Quaye, of Earls Court in London, admitted a single charge of assault when he appeared at Westminster Magistrates' Court earlier today.
Assault is an offence under section 39 of the Criminal Justice Act 1988. It is a summary offence with a maximum penalty of 26 weeks custody, an unlimited fine, or both.
The 45-year-old musician had been performing at a bar in South Kensington, London and drinking throughout the day before he turned on staff in the early hours of 8th September 2019.
The court heard that Quaye had asked bar manager Robert Jenei to search for a woman's handbag.
But when the staff member returned the singer was "visibly angry", according to prosecutor Malachy Pakenham.
"The defendant was seen being verbally abusive and threatening towards the victim and security staff at a licensed premises, saying he was going to punch them in the face," Mr Pakenham said.
"The defendant then punched the victim in the face."
Mr Pakenham described how Quaye left the premises, kicked out at a BMW car belonging to one of the security staff and shouted "I will stab you lot in the kidney; I will stab you in the windpipe."
Shahnaz Sargent, mitigating, said: "Mr Quaye accepts that he has got an alcohol problem. He had been drinking all day. He has performed there on several occasions and is in fact very ashamed of his behaviour. He accepts that he was out of order."
Magistrates adjourned sentencing and ordered a pre-sentence report.

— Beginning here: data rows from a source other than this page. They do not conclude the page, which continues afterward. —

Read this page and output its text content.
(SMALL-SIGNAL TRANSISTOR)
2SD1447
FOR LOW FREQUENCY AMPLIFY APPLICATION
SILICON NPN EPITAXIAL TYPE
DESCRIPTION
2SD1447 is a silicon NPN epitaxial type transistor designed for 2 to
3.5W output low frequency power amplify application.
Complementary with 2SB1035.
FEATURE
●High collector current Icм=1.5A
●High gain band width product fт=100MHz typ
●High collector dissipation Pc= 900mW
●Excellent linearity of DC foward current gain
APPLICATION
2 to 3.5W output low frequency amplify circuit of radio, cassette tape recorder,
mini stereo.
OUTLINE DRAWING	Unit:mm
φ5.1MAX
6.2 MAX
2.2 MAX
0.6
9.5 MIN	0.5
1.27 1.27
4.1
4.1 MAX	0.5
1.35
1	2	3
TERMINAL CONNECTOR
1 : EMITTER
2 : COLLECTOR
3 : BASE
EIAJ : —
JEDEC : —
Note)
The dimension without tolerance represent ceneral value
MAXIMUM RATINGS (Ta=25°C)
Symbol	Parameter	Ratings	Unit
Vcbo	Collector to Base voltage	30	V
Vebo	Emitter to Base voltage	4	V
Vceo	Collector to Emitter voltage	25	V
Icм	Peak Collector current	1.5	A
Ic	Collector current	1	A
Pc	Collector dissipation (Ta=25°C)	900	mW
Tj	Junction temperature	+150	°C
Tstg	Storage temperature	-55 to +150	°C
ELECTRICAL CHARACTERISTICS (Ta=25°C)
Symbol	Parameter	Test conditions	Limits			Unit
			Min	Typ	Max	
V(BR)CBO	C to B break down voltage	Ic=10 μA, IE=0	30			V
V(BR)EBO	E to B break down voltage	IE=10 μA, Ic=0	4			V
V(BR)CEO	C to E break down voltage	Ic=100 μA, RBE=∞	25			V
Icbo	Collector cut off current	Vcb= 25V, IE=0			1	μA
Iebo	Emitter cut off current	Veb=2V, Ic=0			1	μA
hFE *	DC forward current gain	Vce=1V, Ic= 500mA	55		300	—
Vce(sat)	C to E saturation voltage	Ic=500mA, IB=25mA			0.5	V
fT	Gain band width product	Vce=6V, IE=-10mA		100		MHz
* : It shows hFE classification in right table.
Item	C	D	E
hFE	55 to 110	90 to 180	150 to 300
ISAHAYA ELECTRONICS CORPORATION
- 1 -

Quaye was granted conditional bail until he next appears at the same court on 14th October 2019.
The singer is no stranger to the court system. In April 2012 he was convicted of a racially aggravated assault in Edinburgh. In that incident a drunken Quaye spat in a woman's face before punching it.
In November 2016 he was convicted of another assault in London. In that incident he turned up on the doorstep of a terminally ill friend and headbutted him.
Quaye received high level community orders for both of those offences.